No entendía la mitad de las cosas que le rodeaban, hasta su reflejo en los vidrios-paredes le parecían extraño, y llamativos para su juego con las luces y formas que en ellos se estrellaban. En la puerta automática de un centro comercial, en el vaivén de esta, dedicó tiempos excesivos. Escribió en su agenda Moleskine su funcionamiento, que, aseguraba, sería revolucionario en los edificios de Berlín. Recorrió las tiendas y el comportamiento de la gente, sus paradas frenéticas a la caja, sus idas de nuevo a las góndolas, de nuevo a la cafetería, a la caja, al ascensor, a las escaleras eléctricas, a la sección de ropa y hasta a la sección de tecnología, donde paro estupefacto y silencioso.
Huyó de nuevo al Hotel El Prado que le hospedó mientras grababa el centro, se recostó en una hamaca para tratar de entender aquel suceso.

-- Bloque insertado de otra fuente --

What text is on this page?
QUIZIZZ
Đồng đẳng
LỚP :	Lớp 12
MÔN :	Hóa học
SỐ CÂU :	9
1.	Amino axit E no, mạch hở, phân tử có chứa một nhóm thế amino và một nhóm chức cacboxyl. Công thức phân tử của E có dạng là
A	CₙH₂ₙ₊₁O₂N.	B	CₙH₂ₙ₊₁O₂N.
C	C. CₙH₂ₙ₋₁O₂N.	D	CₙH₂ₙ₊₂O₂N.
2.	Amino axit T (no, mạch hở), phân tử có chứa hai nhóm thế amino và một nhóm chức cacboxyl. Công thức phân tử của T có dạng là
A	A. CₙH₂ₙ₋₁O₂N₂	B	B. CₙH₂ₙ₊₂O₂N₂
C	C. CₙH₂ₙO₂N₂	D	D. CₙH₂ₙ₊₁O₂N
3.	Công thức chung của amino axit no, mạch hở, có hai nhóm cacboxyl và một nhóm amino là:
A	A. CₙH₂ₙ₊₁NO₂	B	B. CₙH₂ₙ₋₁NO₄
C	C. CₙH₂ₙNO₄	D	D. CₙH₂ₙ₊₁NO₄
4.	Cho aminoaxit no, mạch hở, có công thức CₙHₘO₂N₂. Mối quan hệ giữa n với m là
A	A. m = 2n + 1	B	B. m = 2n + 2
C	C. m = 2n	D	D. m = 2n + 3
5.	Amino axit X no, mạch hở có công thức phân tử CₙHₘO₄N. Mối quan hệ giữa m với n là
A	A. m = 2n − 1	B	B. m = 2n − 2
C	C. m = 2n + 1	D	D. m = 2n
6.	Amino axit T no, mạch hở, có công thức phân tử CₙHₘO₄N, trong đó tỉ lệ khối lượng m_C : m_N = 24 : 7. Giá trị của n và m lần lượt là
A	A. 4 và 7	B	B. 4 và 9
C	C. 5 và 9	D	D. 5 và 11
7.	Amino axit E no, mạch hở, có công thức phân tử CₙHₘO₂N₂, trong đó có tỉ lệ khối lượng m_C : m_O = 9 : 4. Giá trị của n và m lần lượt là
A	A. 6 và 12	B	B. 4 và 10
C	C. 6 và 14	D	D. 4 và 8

Mil imágenes al tiempo proyectándose en televisores, en pantallas con teclados sujetos debajo, ¡en pantallas tipo galleta que se dejaban palpar para hacer funciones pequeñas dentro de ellas!
No quiso volver a Berlín en ese instante, le conmovió ser pequeño y tener tanto trabajo encima por documentar y grabar. Decidió no tocar la grabadora y la cámara de nuevo. Pasó los días con su espalda al viento cuyos brazos amarrados escribieron a lo que sería un telegrama: Estoy en una hamaca en Barranquilla, llamada la Arenosa, aquí no me hallo pero debo hacerlo, aquí, enredado en ésta ciudad me quedo.